As in India, Mary spends most of her time in the company of servants. Here in Yorkshire, this means the formidable Mrs Medlock (Julie Walters) and the down-to-earth Martha (Isis Davis). While befriending Mrs Medlock is out of the question, Martha proves more amiable, and her brother Dickon (Amir Wilson), whom Mary meets while exploring the estate, soon becomes Mary’s playmate. Together, they roam the vast grounds, take care of a lame dog and, one day, discover a way into a walled garden, which has been locked ever since Archibald’s wife – Mary’s aunt – died, many years ago. This secret, magical place becomes their sanctuary. The idea of transformation is integral to the book, so it’s a little odd that Jack Thorne’s script seems almost to toss this idea aside. Whereas Hodgson Burnett has the children working hard every day to restore the garden to its former glory, here they just play in it. This undermines the central tenet of the story: that gardens (and children) need tending if they’re to grow well.

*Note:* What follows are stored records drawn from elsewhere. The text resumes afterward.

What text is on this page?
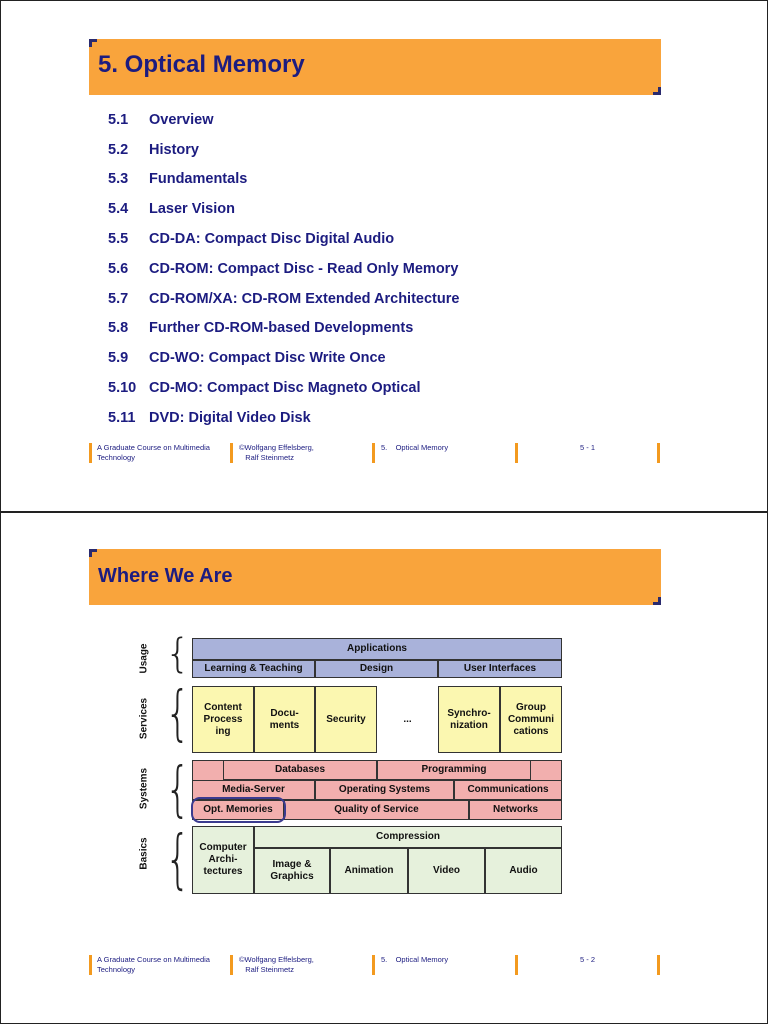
5. Optical Memory
5.1	Overview
5.2	History
5.3	Fundamentals
5.4	Laser Vision
5.5	CD-DA: Compact Disc Digital Audio
5.6	CD-ROM: Compact Disc - Read Only Memory
5.7	CD-ROM/XA: CD-ROM Extended Architecture
5.8	Further CD-ROM-based Developments
5.9	CD-WO: Compact Disc Write Once
5.10 CD-MO: Compact Disc Magneto Optical
5.11 DVD: Digital Video Disk
A Graduate Course on Multimedia
Technology
©Wolfgang Effelsberg,
Ralf Steinmetz
5.    Optical Memory	5 - 1
Where We Are
Usage
Services
Systems
Basics
{
{
{
{
Applications
Learning & Teaching	Design	User Interfaces
Content
Process
ing
Docu-
ments
Security	...
Synchro-
nization
Group
Communi
cations
Databases	Programming
Media-Server	Operating Systems	Communications
Opt. Memories	Quality of Service	Networks
Computer
Archi-
tectures
Compression
Image &
Graphics
Animation	Video	Audio
A Graduate Course on Multimedia
Technology
©Wolfgang Effelsberg,
Ralf Steinmetz
5.    Optical Memory	5 - 2
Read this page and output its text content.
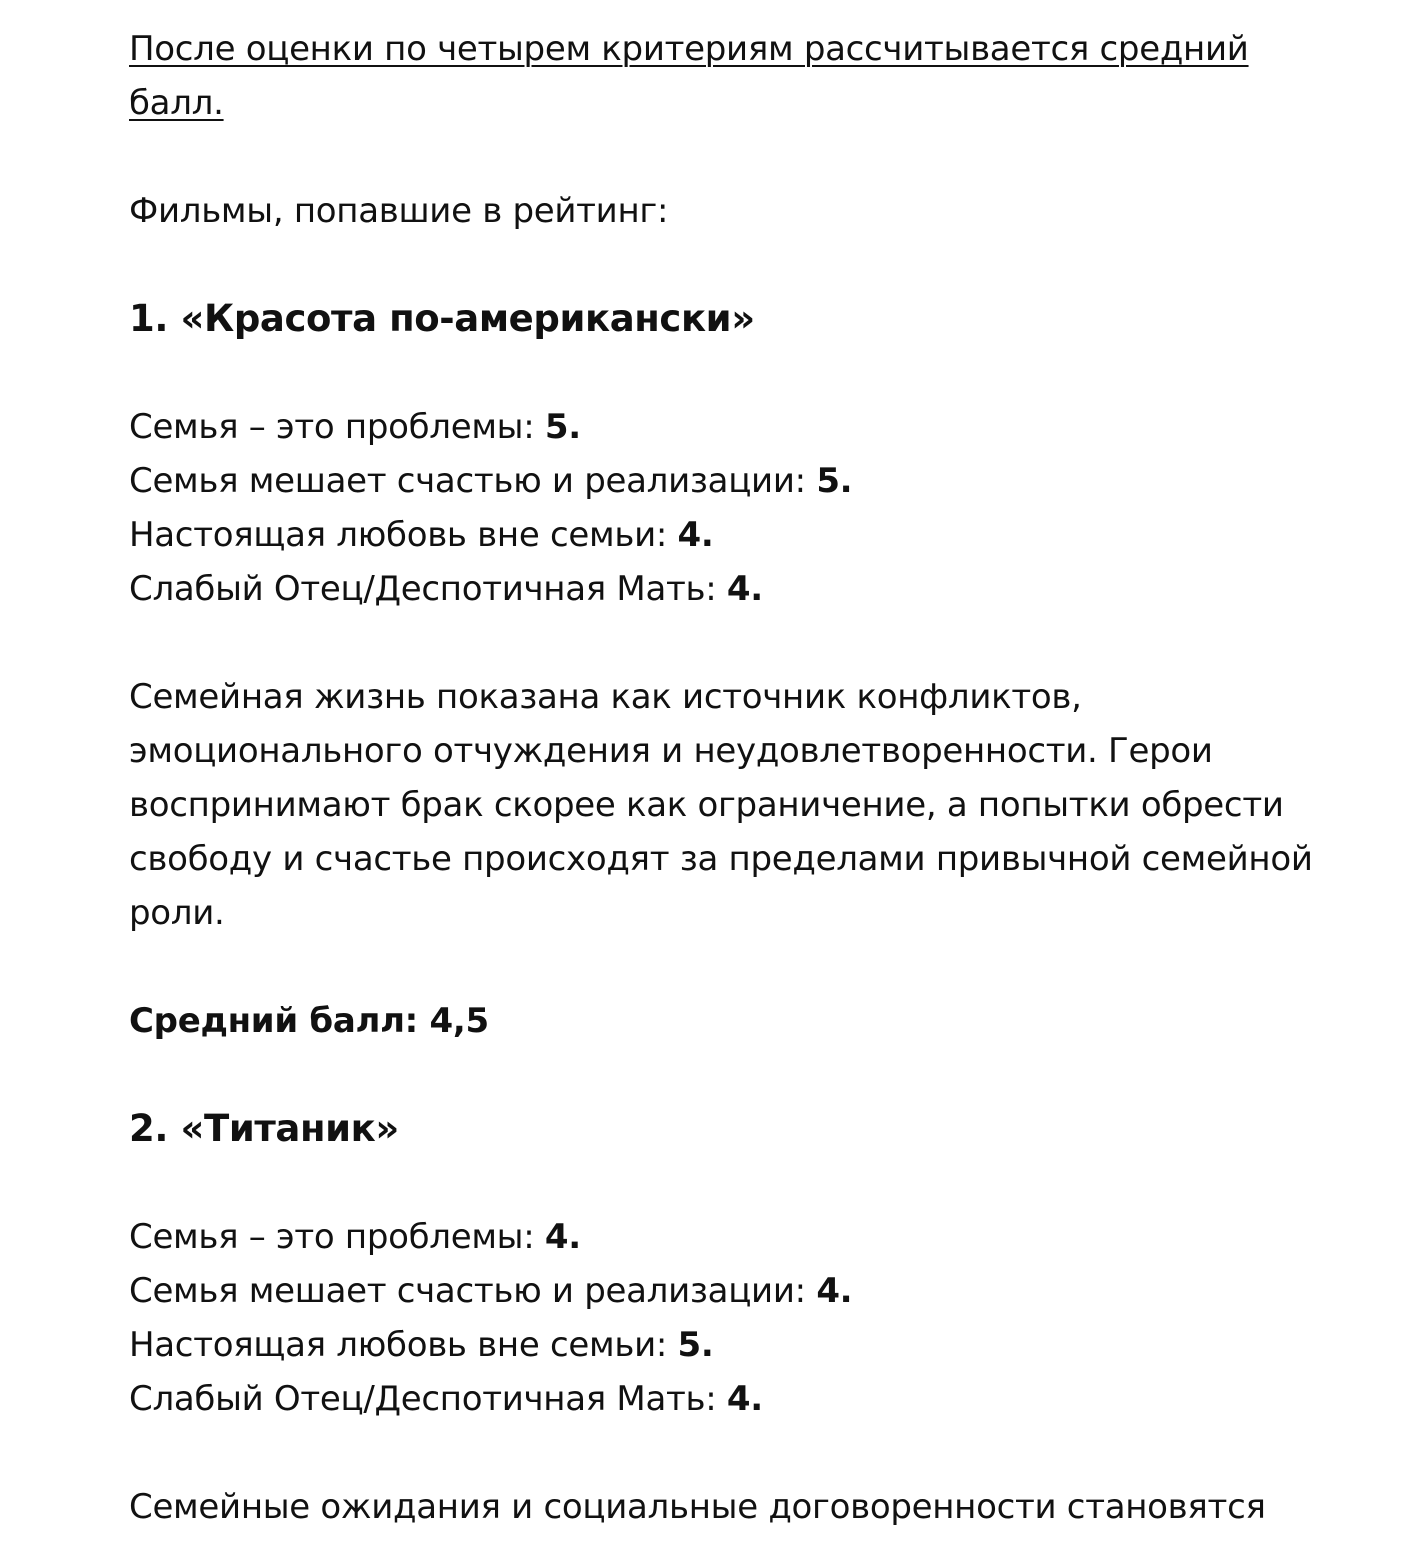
После оценки по четырем критериям рассчитывается средний балл.

Фильмы, попавшие в рейтинг:

1. «Красота по-американски»
Семья – это проблемы: 5.
Семья мешает счастью и реализации: 5.
Настоящая любовь вне семьи: 4.
Слабый Отец/Деспотичная Мать: 4.

Семейная жизнь показана как источник конфликтов, эмоционального отчуждения и неудовлетворенности. Герои воспринимают брак скорее как ограничение, а попытки обрести свободу и счастье происходят за пределами привычной семейной роли.

Средний балл: 4,5

2. «Титаник»
Семья – это проблемы: 4.
Семья мешает счастью и реализации: 4.
Настоящая любовь вне семьи: 5.
Слабый Отец/Деспотичная Мать: 4.

Семейные ожидания и социальные договоренности становятся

Take cousin Colin (Edan Hayhurst), who is bedridden, and supposedly out of bounds. He’s another neglected child, trapped by his father’s fears. Archibald thinks Colin has inherited his hunch back, and keeps his son ‘safe’ by cutting him off from the world. Mary hears him crying in the night and decides that what he really needs is to play outside. Like Clara in Johanna Spyri’s Heidi, it turns out that his disability can be ‘cured’ by a bit of fresh air and a positive attitude. (I don’t know if this is as deeply offensive as it seems on the face of things or if it’s a true reflection of poor medical practice at the turn of the last century. Even if the latter is true, does this still apply in 1947?) Still, it’s a transformative move: like the garden, both Colin and Mary become stronger, happier people once they’re shown a bit of love.

This is a good-looking film, and the children all perform well. I like the fact that Mary’s story is contextualised, both by the opening scenes in India and by the old equipment lying around the Manor, a reminder of its recently being requisitioned as a war hospital. But both Walters and Firth are criminally under-used (why cast such great actors if you’re not going to give them anything to do?) and it’s a shame that the garden itself never seems magical; in fact, it’s almost indistinguishable from the rest of the estate, and it’s not clear why this place in particular matters so much to the children. From black and white to technicolour might seem hack nowadays, but I think this movie needs an equivalent trick.